AI Safety

Psychopathy: The Self

A dimensional model reveals a no-self psychodynamic variant with minimal identity.

Deep Dive

Dawn Drescher's fourth article in a psychopathy series on LessWrong presents a novel dimensional framework that separates psychopathy into four abstraction layers: G (genetics), N (neurobiology), E (environment), D (psychodynamic structures), and A (agency/self-narrative). The D-anatta variant, derived from the Buddhist concept anattā ('no-self'), describes individuals with minimal or absent identity—they experience themselves as empty, borrowing identity from context and mirroring those around them. This contrasts with other D-level variants like D-narcissistic. The A-level introduces agency styles such as A-observational ('I watch myself do things'). The model aims to explain phenomena like violent rage blackouts (amnestic agency) and provide more precise diagnostic language than ASPD.

The work is based on over a decade of befriending people with psychopathy (2015-2025), extensive reading of researchers like M.E. Thomas and Dr.
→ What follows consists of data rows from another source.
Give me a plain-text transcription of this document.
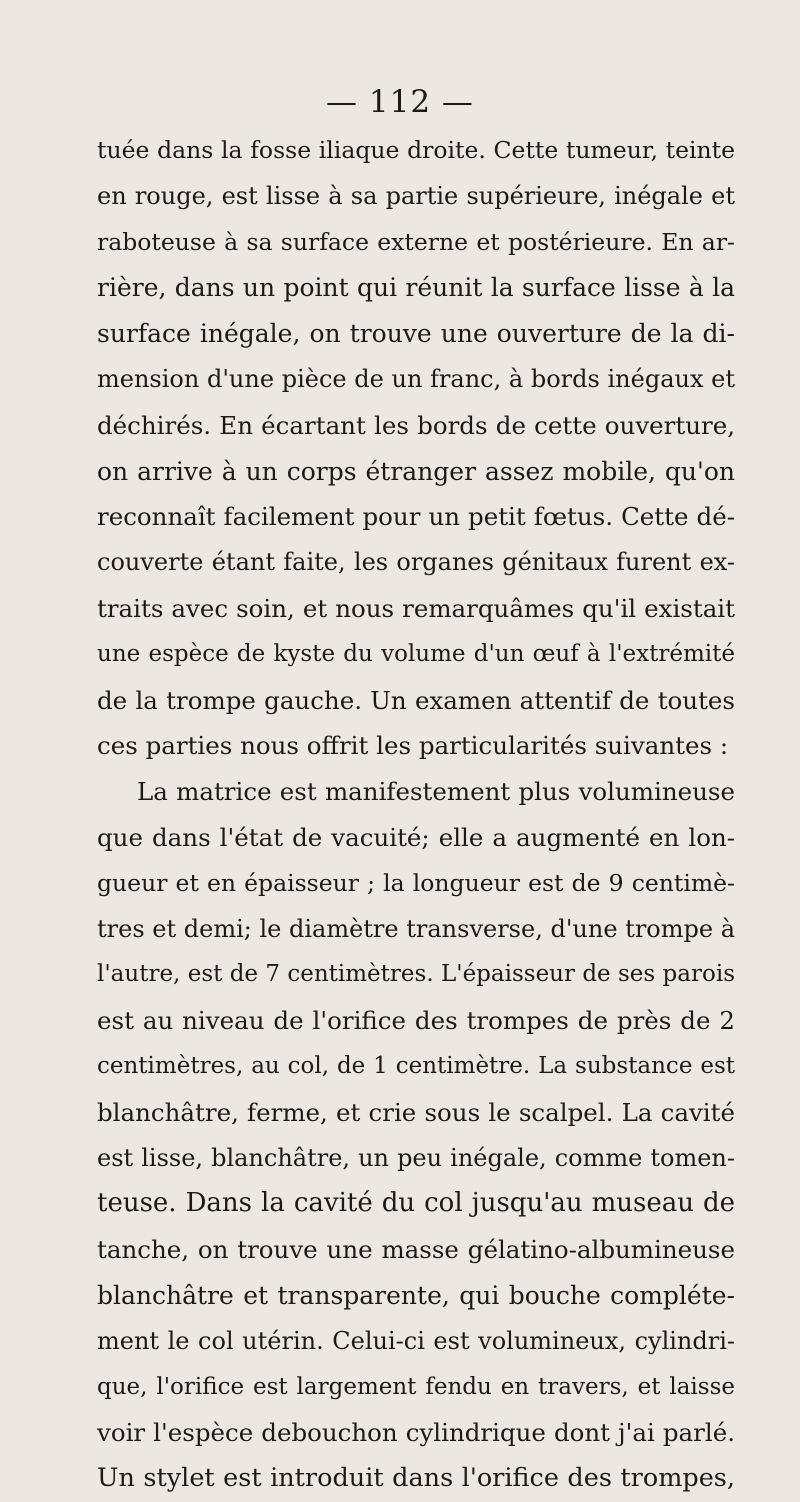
— 112 —
tuée dans la fosse iliaque droite. Cette tumeur, teinte
en rouge, est lisse à sa partie supérieure, inégale et
raboteuse à sa surface externe et postérieure. En ar-
rière, dans un point qui réunit la surface lisse à la
surface inégale, on trouve une ouverture de la di-
mension d'une pièce de un franc, à bords inégaux et
déchirés. En écartant les bords de cette ouverture,
on arrive à un corps étranger assez mobile, qu'on
reconnaît facilement pour un petit fœtus. Cette dé-
couverte étant faite, les organes génitaux furent ex-
traits avec soin, et nous remarquâmes qu'il existait
une espèce de kyste du volume d'un œuf à l'extrémité
de la trompe gauche. Un examen attentif de toutes
ces parties nous offrit les particularités suivantes :
La matrice est manifestement plus volumineuse
que dans l'état de vacuité; elle a augmenté en lon-
gueur et en épaisseur ; la longueur est de 9 centimè-
tres et demi; le diamètre transverse, d'une trompe à
l'autre, est de 7 centimètres. L'épaisseur de ses parois
est au niveau de l'orifice des trompes de près de 2
centimètres, au col, de 1 centimètre. La substance est
blanchâtre, ferme, et crie sous le scalpel. La cavité
est lisse, blanchâtre, un peu inégale, comme tomen-
teuse. Dans la cavité du col jusqu'au museau de
tanche, on trouve une masse gélatino-albumineuse
blanchâtre et transparente, qui bouche compléte-
ment le col utérin. Celui-ci est volumineux, cylindri-
que, l'orifice est largement fendu en travers, et laisse
voir l'espèce debouchon cylindrique dont j'ai parlé.
Un stylet est introduit dans l'orifice des trompes,
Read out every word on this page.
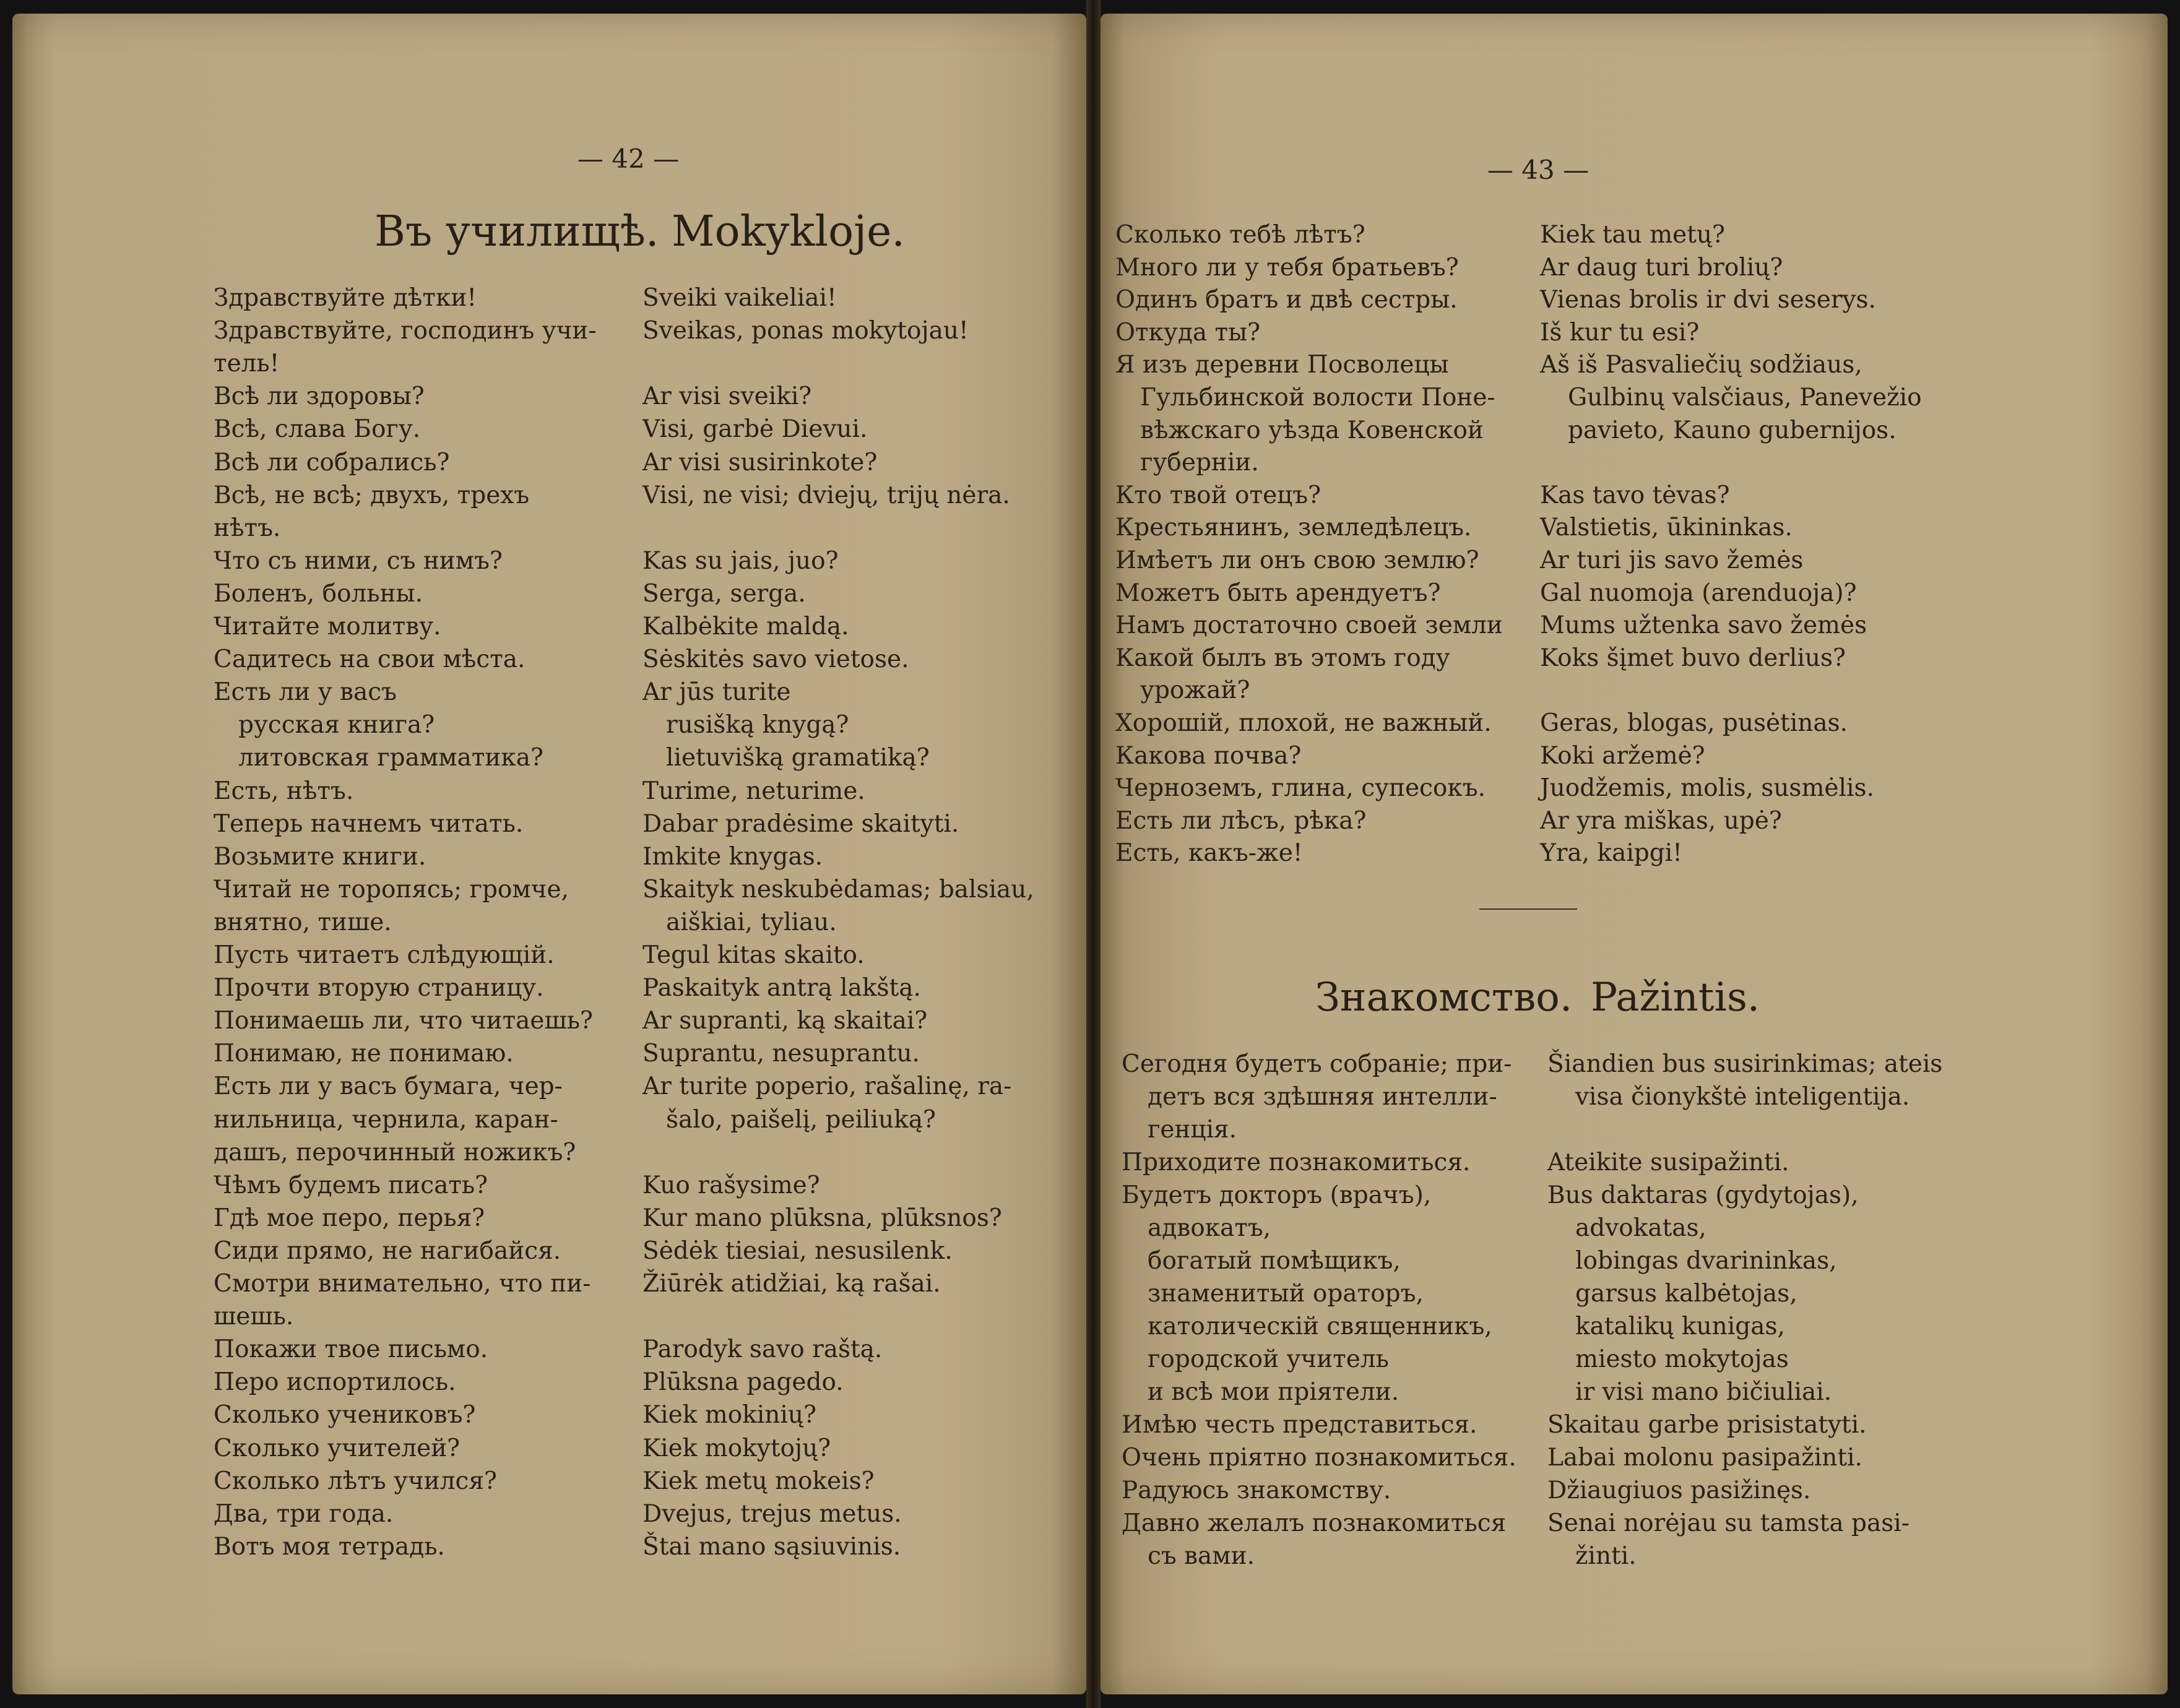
— 42 —
Въ училищѣ. Mokykloje.
— 43 —
Здравствуйте дѣтки!
Здравствуйте, господинъ учи-
тель!
Всѣ ли здоровы?
Всѣ, слава Богу.
Всѣ ли собрались?
Всѣ, не всѣ; двухъ, трехъ
нѣтъ.
Что съ ними, съ нимъ?
Боленъ, больны.
Читайте молитву.
Садитесь на свои мѣста.
Есть ли у васъ
русская книга?
литовская грамматика?
Есть, нѣтъ.
Теперь начнемъ читать.
Возьмите книги.
Читай не торопясь; громче,
внятно, тише.
Пусть читаетъ слѣдующій.
Прочти вторую страницу.
Понимаешь ли, что читаешь?
Понимаю, не понимаю.
Есть ли у васъ бумага, чер-
нильница, чернила, каран-
дашъ, перочинный ножикъ?
Чѣмъ будемъ писать?
Гдѣ мое перо, перья?
Сиди прямо, не нагибайся.
Смотри внимательно, что пи-
шешь.
Покажи твое письмо.
Перо испортилось.
Сколько учениковъ?
Сколько учителей?
Сколько лѣтъ учился?
Два, три года.
Вотъ моя тетрадь.
Sveiki vaikeliai!
Sveikas, ponas mokytojau!
Ar visi sveiki?
Visi, garbė Dievui.
Ar visi susirinkote?
Visi, ne visi; dviejų, trijų nėra.
Kas su jais, juo?
Serga, serga.
Kalbėkite maldą.
Sėskitės savo vietose.
Ar jūs turite
rusišką knygą?
lietuvišką gramatiką?
Turime, neturime.
Dabar pradėsime skaityti.
Imkite knygas.
Skaityk neskubėdamas; balsiau,
aiškiai, tyliau.
Tegul kitas skaito.
Paskaityk antrą lakštą.
Ar supranti, ką skaitai?
Suprantu, nesuprantu.
Ar turite poperio, rašalinę, ra-
šalo, paišelį, peiliuką?
Kuo rašysime?
Kur mano plūksna, plūksnos?
Sėdėk tiesiai, nesusilenk.
Žiūrėk atidžiai, ką rašai.
Parodyk savo raštą.
Plūksna pagedo.
Kiek mokinių?
Kiek mokytojų?
Kiek metų mokeis?
Dvejus, trejus metus.
Štai mano sąsiuvinis.
Сколько тебѣ лѣтъ?
Много ли у тебя братьевъ?
Одинъ братъ и двѣ сестры.
Откуда ты?
Я изъ деревни Посволецы
Гульбинской волости Поне-
вѣжскаго уѣзда Ковенской
губерніи.
Кто твой отецъ?
Крестьянинъ, земледѣлецъ.
Имѣетъ ли онъ свою землю?
Можетъ быть арендуетъ?
Намъ достаточно своей земли
Какой былъ въ этомъ году
урожай?
Хорошій, плохой, не важный.
Какова почва?
Черноземъ, глина, супесокъ.
Есть ли лѣсъ, рѣка?
Есть, какъ-же!
Kiek tau metų?
Ar daug turi brolių?
Vienas brolis ir dvi seserys.
Iš kur tu esi?
Aš iš Pasvaliečių sodžiaus,
Gulbinų valsčiaus, Panevežio
pavieto, Kauno gubernijos.
Kas tavo tėvas?
Valstietis, ūkininkas.
Ar turi jis savo žemės
Gal nuomoja (arenduoja)?
Mums užtenka savo žemės
Koks šįmet buvo derlius?
Geras, blogas, pusėtinas.
Koki aržemė?
Juodžemis, molis, susmėlis.
Ar yra miškas, upė?
Yra, kaipgi!
Сегодня будетъ собраніе; при-
детъ вся здѣшняя интелли-
генція.
Приходите познакомиться.
Будетъ докторъ (врачъ),
адвокатъ,
богатый помѣщикъ,
знаменитый ораторъ,
католическій священникъ,
городской учитель
и всѣ мои пріятели.
Имѣю честь представиться.
Очень пріятно познакомиться.
Радуюсь знакомству.
Давно желалъ познакомиться
съ вами.
Šiandien bus susirinkimas; ateis
visa čionykštė inteligentija.
Ateikite susipažinti.
Bus daktaras (gydytojas),
advokatas,
lobingas dvarininkas,
garsus kalbėtojas,
katalikų kunigas,
miesto mokytojas
ir visi mano bičiuliai.
Skaitau garbe prisistatyti.
Labai molonu pasipažinti.
Džiaugiuos pasižinęs.
Senai norėjau su tamsta pasi-
žinti.
Знакомство. Pažintis.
Abigail Marsh, and iterative collaboration with Claude AI, which contributed 10-70% of the final writing. Drescher emphasizes that many insights are original and valuable for treatment. The dimensional system allows expressing nuanced presentations—e.g., someone with D-narcissistic and A-amnestic who acts violently in rage may genuinely not remember it, suggesting ASPD diagnosis would be unhelpful. This framework challenges monolithic views of psychopathy and offers a more granular tool for clinicians and researchers.

Key Points
  • D-anatta variant describes a 'no-self' experience where individuals have no stable identity and borrow personas from context, based on Buddhist anattā concept.
  • Dimensional model includes G (genetics), N (neurobiology), E (environment), D (psychodynamics), and A (agency) levels—allowing nuanced differentiation of psychopathy presentations.
  • Research involved hundreds of hours of literature study, befriending psychopathic individuals from 2015-2025, and iterative refinement with Claude AI (10-70% of writing).

Why It Matters

A more precise psychopathy model could improve clinical diagnosis and treatment, moving beyond broad ASPD labels.